The New York Times has an article today on the plight of Central Falls, Rhode Island, a 19,000-population industrial city that may declare bankruptcy under the fiscal weight of $80 million in pension obligations for police and fire officers. Unlike some coverage of municipal fiscal woes, this one does not dance around the way some of the problem originates in misguided labor policy:

The city, just north of Providence, is small and poor, but over the years it has promised police officers and firefighters retirement benefits like those offered in big, rich states like California and New York. These uniformed workers can retire after just 20 years of service, receive free health care in retirement, and qualify for full disability pensions when only partly disabled.

“Promised” is a word of art here, because the city wasn’t really making all of these concessions on a voluntary basis, as its negotiator explains:

state law called for binding arbitration, which for many years was a clubby process that emphasized comparable benefits all across the state more than any city’s ability to pay.

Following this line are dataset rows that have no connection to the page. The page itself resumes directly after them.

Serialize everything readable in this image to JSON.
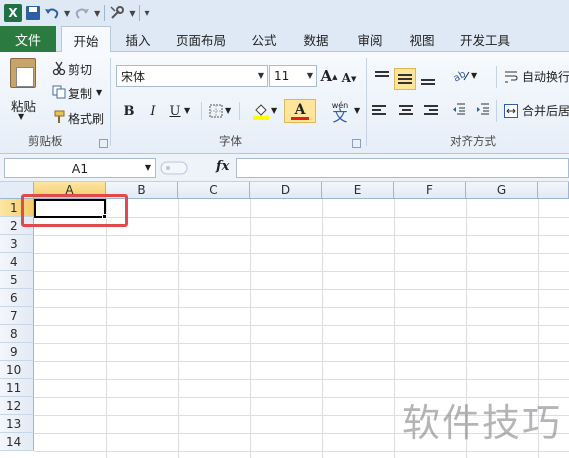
{
  "quick_access": {
    "app_icon": "excel-icon",
    "items": [
      "save-icon",
      "undo-icon",
      "redo-icon",
      "tools-icon",
      "customize-icon"
    ]
  },
  "tabs": {
    "file": "文件",
    "items": [
      "开始",
      "插入",
      "页面布局",
      "公式",
      "数据",
      "审阅",
      "视图",
      "开发工具"
    ],
    "active": "开始"
  },
  "clipboard": {
    "paste": "粘贴",
    "cut": "剪切",
    "copy": "复制",
    "format_painter": "格式刷",
    "label": "剪贴板"
  },
  "font": {
    "name": "宋体",
    "size": "11",
    "bold": "B",
    "italic": "I",
    "underline": "U",
    "font_color_letter": "A",
    "grow": "A",
    "shrink": "A",
    "wen": "wén",
    "wen_char": "文",
    "label": "字体"
  },
  "alignment": {
    "wrap_text": "自动换行",
    "merge_center": "合并后居",
    "label": "对齐方式"
  },
  "formula_bar": {
    "name_box": "A1",
    "fx": "fx",
    "content": ""
  },
  "sheet": {
    "columns": [
      "A",
      "B",
      "C",
      "D",
      "E",
      "F",
      "G"
    ],
    "rows": [
      "1",
      "2",
      "3",
      "4",
      "5",
      "6",
      "7",
      "8",
      "9",
      "10",
      "11",
      "12",
      "13",
      "14"
    ],
    "selected_cell": "A1"
  },
  "colors": {
    "file_tab": "#2b7a3f",
    "highlight": "#fde59b",
    "annotation": "#e04a4a",
    "font_color": "#e02020"
  },
  "watermark": "软件技巧"
}
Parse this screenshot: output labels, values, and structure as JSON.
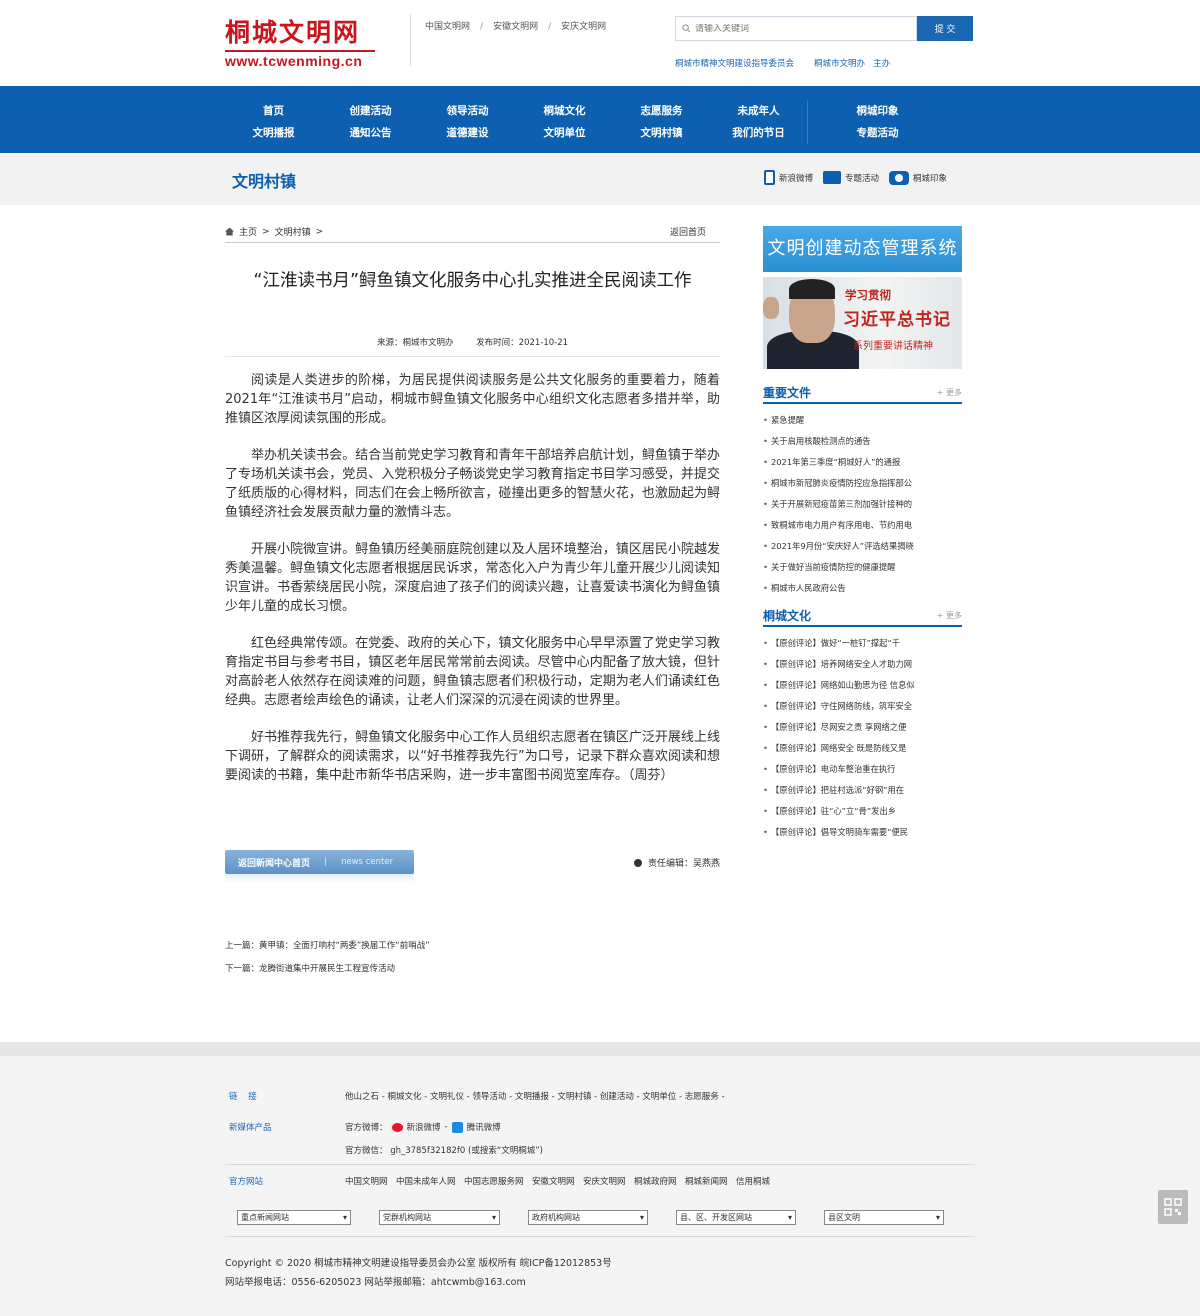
{
  "header": {
    "logo_cn": "桐城文明网",
    "logo_en": "www.tcwenming.cn",
    "top_links": [
      "中国文明网",
      "安徽文明网",
      "安庆文明网"
    ],
    "search_placeholder": "请输入关键词",
    "search_button": "提 交",
    "sponsor_org": "桐城市精神文明建设指导委员会",
    "sponsor_office": "桐城市文明办",
    "sponsor_role": "主办"
  },
  "nav": [
    [
      "首页",
      "文明播报"
    ],
    [
      "创建活动",
      "通知公告"
    ],
    [
      "领导活动",
      "道德建设"
    ],
    [
      "桐城文化",
      "文明单位"
    ],
    [
      "志愿服务",
      "文明村镇"
    ],
    [
      "未成年人",
      "我们的节日"
    ],
    [
      "桐城印象",
      "专题活动"
    ]
  ],
  "subhead": {
    "title": "文明村镇",
    "quick_links": [
      "新浪微博",
      "专题活动",
      "桐城印象"
    ]
  },
  "breadcrumb": {
    "home": "主页",
    "section": "文明村镇",
    "back": "返回首页"
  },
  "article": {
    "title": "“江淮读书月”鲟鱼镇文化服务中心扎实推进全民阅读工作",
    "source": "来源：桐城市文明办",
    "date": "发布时间：2021-10-21",
    "paragraphs": [
      "阅读是人类进步的阶梯，为居民提供阅读服务是公共文化服务的重要着力，随着2021年“江淮读书月”启动，桐城市鲟鱼镇文化服务中心组织文化志愿者多措并举，助推镇区浓厚阅读氛围的形成。",
      "举办机关读书会。结合当前党史学习教育和青年干部培养启航计划，鲟鱼镇于举办了专场机关读书会，党员、入党积极分子畅谈党史学习教育指定书目学习感受，并提交了纸质版的心得材料，同志们在会上畅所欲言，碰撞出更多的智慧火花，也激励起为鲟鱼镇经济社会发展贡献力量的激情斗志。",
      "开展小院微宣讲。鲟鱼镇历经美丽庭院创建以及人居环境整治，镇区居民小院越发秀美温馨。鲟鱼镇文化志愿者根据居民诉求，常态化入户为青少年儿童开展少儿阅读知识宣讲。书香萦绕居民小院，深度启迪了孩子们的阅读兴趣，让喜爱读书演化为鲟鱼镇少年儿童的成长习惯。",
      "红色经典常传颂。在党委、政府的关心下，镇文化服务中心早早添置了党史学习教育指定书目与参考书目，镇区老年居民常常前去阅读。尽管中心内配备了放大镜，但针对高龄老人依然存在阅读难的问题，鲟鱼镇志愿者们积极行动，定期为老人们诵读红色经典。志愿者绘声绘色的诵读，让老人们深深的沉浸在阅读的世界里。",
      "好书推荐我先行，鲟鱼镇文化服务中心工作人员组织志愿者在镇区广泛开展线上线下调研，了解群众的阅读需求，以“好书推荐我先行”为口号，记录下群众喜欢阅读和想要阅读的书籍，集中赴市新华书店采购，进一步丰富图书阅览室库存。（周芬）"
    ],
    "back_button": "返回新闻中心首页",
    "back_button_en": "news center",
    "editor": "责任编辑：吴燕燕",
    "prev": "上一篇：黄甲镇：全面打响村“两委”换届工作“前哨战”",
    "next": "下一篇：龙腾街道集中开展民生工程宣传活动"
  },
  "sidebar": {
    "system_banner": "文明创建动态管理系统",
    "study_line1": "学习贯彻",
    "study_line2": "习近平总书记",
    "study_line3": "系列重要讲话精神",
    "block1_title": "重要文件",
    "block1_more": "+ 更多",
    "block1_items": [
      "紧急提醒",
      "关于启用核酸检测点的通告",
      "2021年第三季度“桐城好人”的通报",
      "桐城市新冠肺炎疫情防控应急指挥部公",
      "关于开展新冠疫苗第三剂加强针接种的",
      "致桐城市电力用户有序用电、节约用电",
      "2021年9月份“安庆好人”评选结果揭晓",
      "关于做好当前疫情防控的健康提醒",
      "桐城市人民政府公告"
    ],
    "block2_title": "桐城文化",
    "block2_more": "+ 更多",
    "block2_items": [
      "【原创评论】做好“一桩钉”撑起“千",
      "【原创评论】培养网络安全人才助力网",
      "【原创评论】网络如山勤思为径 信息似",
      "【原创评论】守住网络防线，筑牢安全",
      "【原创评论】尽网安之责 享网络之便",
      "【原创评论】网络安全 既是防线又是",
      "【原创评论】电动车整治重在执行",
      "【原创评论】把驻村选派“好钢”用在",
      "【原创评论】驻“心”立“骨”发出乡",
      "【原创评论】倡导文明骑车需要“便民"
    ]
  },
  "footer": {
    "links_label": "链    接",
    "links": "他山之石 - 桐城文化 - 文明礼仪 - 领导活动 - 文明播报 - 文明村镇 - 创建活动 - 文明单位 - 志愿服务 -",
    "media_label": "新媒体产品",
    "weibo_label": "官方微博：",
    "weibo_sina": "新浪微博",
    "weibo_tencent": "腾讯微博",
    "wechat": "官方微信： gh_3785f32182f0 (或搜索“文明桐城”)",
    "official_label": "官方网站",
    "official_sites": "中国文明网　中国未成年人网　中国志愿服务网　安徽文明网　安庆文明网　桐城政府网　桐城新闻网　信用桐城",
    "selects": [
      "重点新闻网站",
      "党群机构网站",
      "政府机构网站",
      "县、区、开发区网站",
      "县区文明"
    ],
    "copyright": "Copyright © 2020 桐城市精神文明建设指导委员会办公室 版权所有 皖ICP备12012853号",
    "report": "网站举报电话：0556-6205023 网站举报邮箱：ahtcwmb@163.com"
  },
  "colors": {
    "brand_red": "#c8161d",
    "nav_blue": "#0d5fb0",
    "accent_blue": "#1a67b3"
  }
}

“Binding” arbitration, just to be clear, does not mean that the city agreed beforehand to settle disputes with the unions by way of arbitration; it means that state law imposed an arbitrator’s edict whether city managers ever signed up for the arbitration route or not. It thus differs from the contractually specified arbitration upheld lately in consumer contexts by the U.S. Supreme Court in AT&T v. Concepcion, a decision assailed by many of the same politicos who see no problem with genuine mandatory arbitration in the labor context.

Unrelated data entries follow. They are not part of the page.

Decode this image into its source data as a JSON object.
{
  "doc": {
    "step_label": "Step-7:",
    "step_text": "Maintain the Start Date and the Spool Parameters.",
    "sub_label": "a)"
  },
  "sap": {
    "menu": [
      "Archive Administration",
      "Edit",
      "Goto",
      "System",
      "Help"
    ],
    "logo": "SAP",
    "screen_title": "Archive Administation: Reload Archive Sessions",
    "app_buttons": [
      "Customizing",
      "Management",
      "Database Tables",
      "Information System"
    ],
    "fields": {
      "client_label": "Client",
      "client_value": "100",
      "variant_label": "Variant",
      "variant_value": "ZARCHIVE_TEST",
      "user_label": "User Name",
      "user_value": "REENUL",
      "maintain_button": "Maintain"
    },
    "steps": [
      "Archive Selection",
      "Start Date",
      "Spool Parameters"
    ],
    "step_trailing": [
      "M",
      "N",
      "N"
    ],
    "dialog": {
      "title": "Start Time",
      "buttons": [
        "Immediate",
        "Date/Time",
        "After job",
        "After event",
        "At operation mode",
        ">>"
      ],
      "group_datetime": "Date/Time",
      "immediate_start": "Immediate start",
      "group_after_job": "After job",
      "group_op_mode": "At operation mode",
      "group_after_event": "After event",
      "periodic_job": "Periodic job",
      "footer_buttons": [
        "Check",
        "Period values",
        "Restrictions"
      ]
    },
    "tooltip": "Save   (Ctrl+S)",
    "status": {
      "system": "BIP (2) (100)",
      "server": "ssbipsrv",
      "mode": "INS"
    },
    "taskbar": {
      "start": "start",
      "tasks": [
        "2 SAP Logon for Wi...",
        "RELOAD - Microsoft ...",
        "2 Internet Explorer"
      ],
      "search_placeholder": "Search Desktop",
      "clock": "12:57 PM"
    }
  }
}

The crisis in municipal finance wrought by binding public-sector arbitration and related laws comes as no surprise to readers who remember Cato’s excellent 2009 study “Vallejo Con Dios: Why Public Sector Unionism Is a Bad Deal for Taxpayers and Representative Government” by Don Bellante, David Denholm, and Ivan Osorio. (The California city of Vallejo declared bankruptcy in 2008 following the failure of negotiations with police and fire unions over unsustainable compensation.)

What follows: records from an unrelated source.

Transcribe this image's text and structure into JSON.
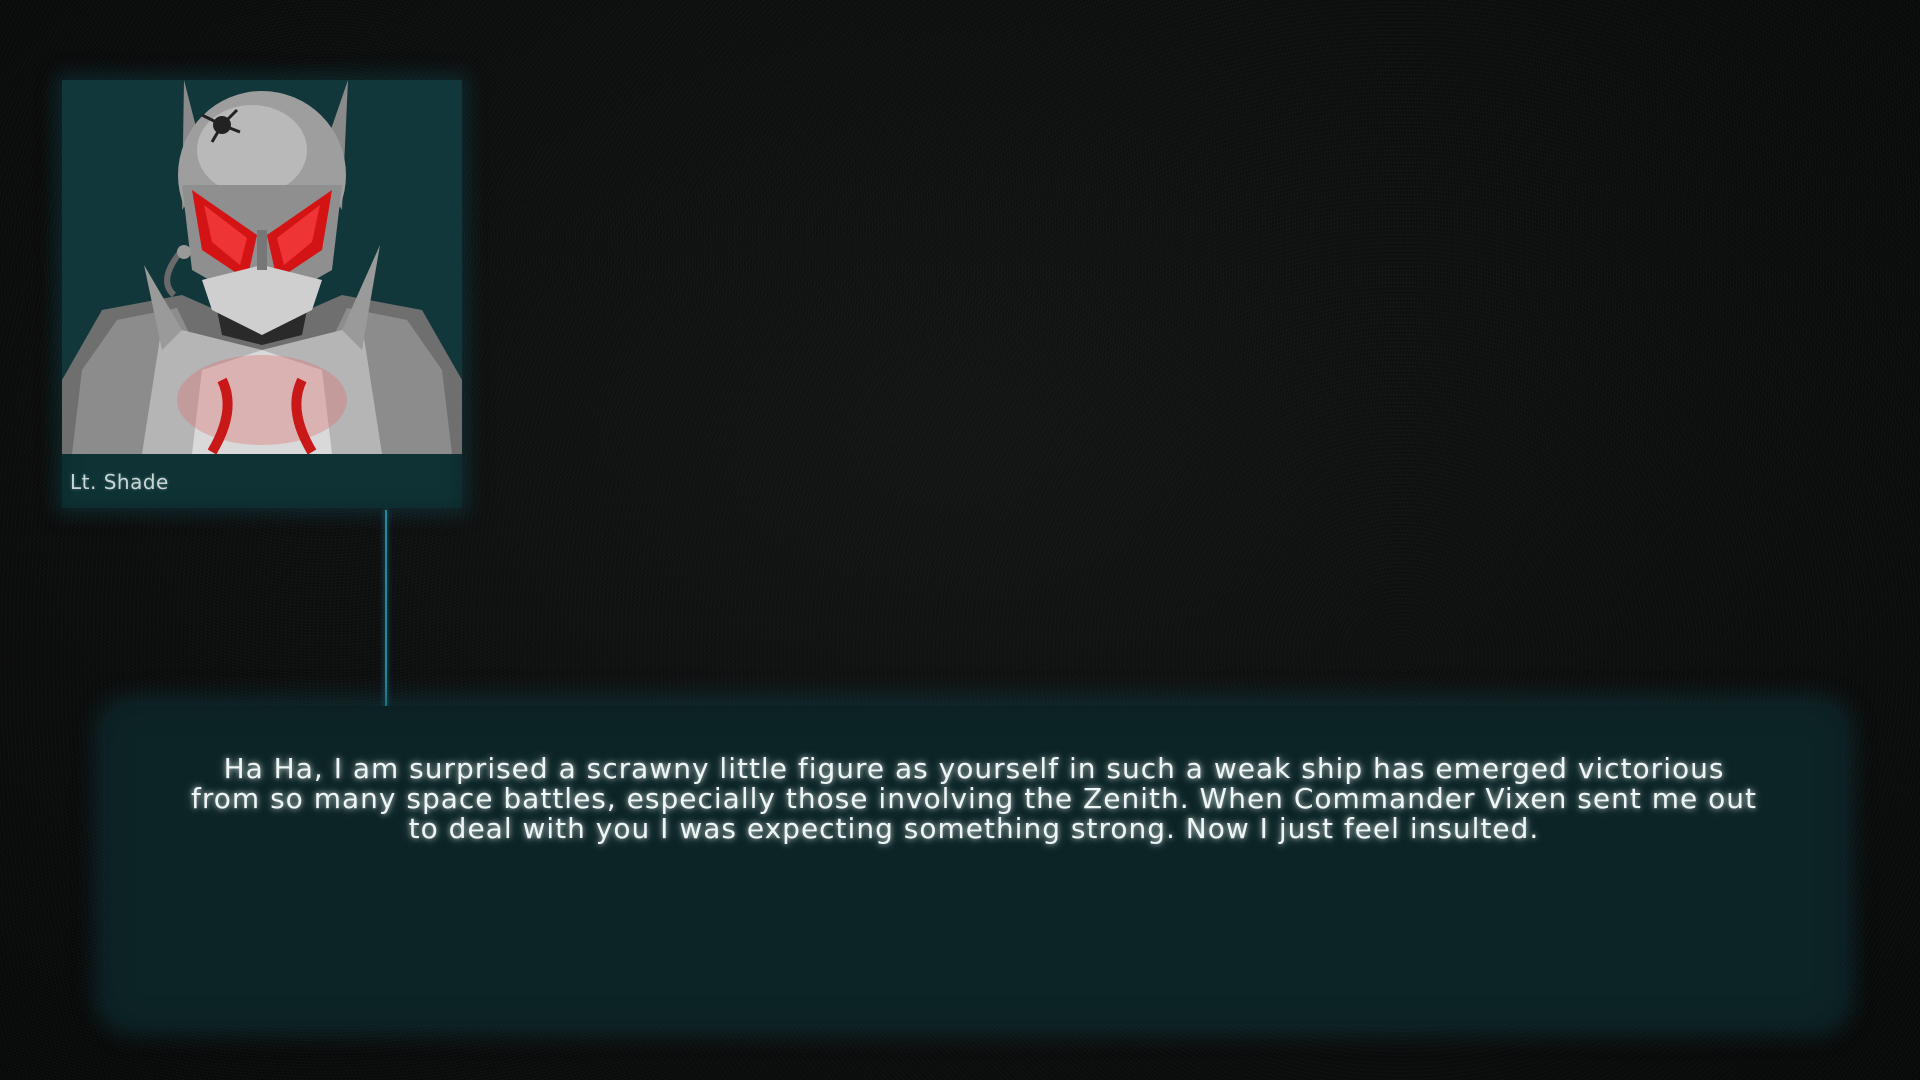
{
  "speaker": {
    "name": "Lt. Shade",
    "portrait_icon": "armored-helmet-portrait-icon"
  },
  "dialogue": {
    "text": "Ha Ha, I am surprised a scrawny little figure as yourself in such a weak ship has emerged victorious from so many space battles, especially those involving the Zenith. When Commander Vixen sent me out to deal with you I was expecting something strong. Now I just feel insulted."
  },
  "colors": {
    "background": "#0b0c0c",
    "panel": "#0f3335",
    "dialogue_panel": "#0d2426",
    "connector": "#1c8aa0",
    "accent_red": "#d01818"
  }
}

One point the otherwise thorough Times article omitted: many politicians in Washington have worked for years to impose a Central-Falls-like legal climate on states and localities lucky or farsighted enough to have avoided one in the past. During last fall’s lame duck session, then-Majority Leader Harry Reid (D‑Nev.) tried to push through the truly appalling Public Safety Employer–Employee Cooperation Act, which not only would have forced police and fire unionization on reluctant states and localities but also provided that in case of impasse (quoting Heritage) “States would have to provide a dispute resolution mechanism, such as binding arbitration.” And the misnamed Employee Free Choice Act (EFCA), a priority of President Obama during his first years in office, would have imposed binding arbitration on the private sector. Central Falls may now be hurtling toward the waterfall, but how many other communities are just one political shove away from plunging into the same fiscal rapids?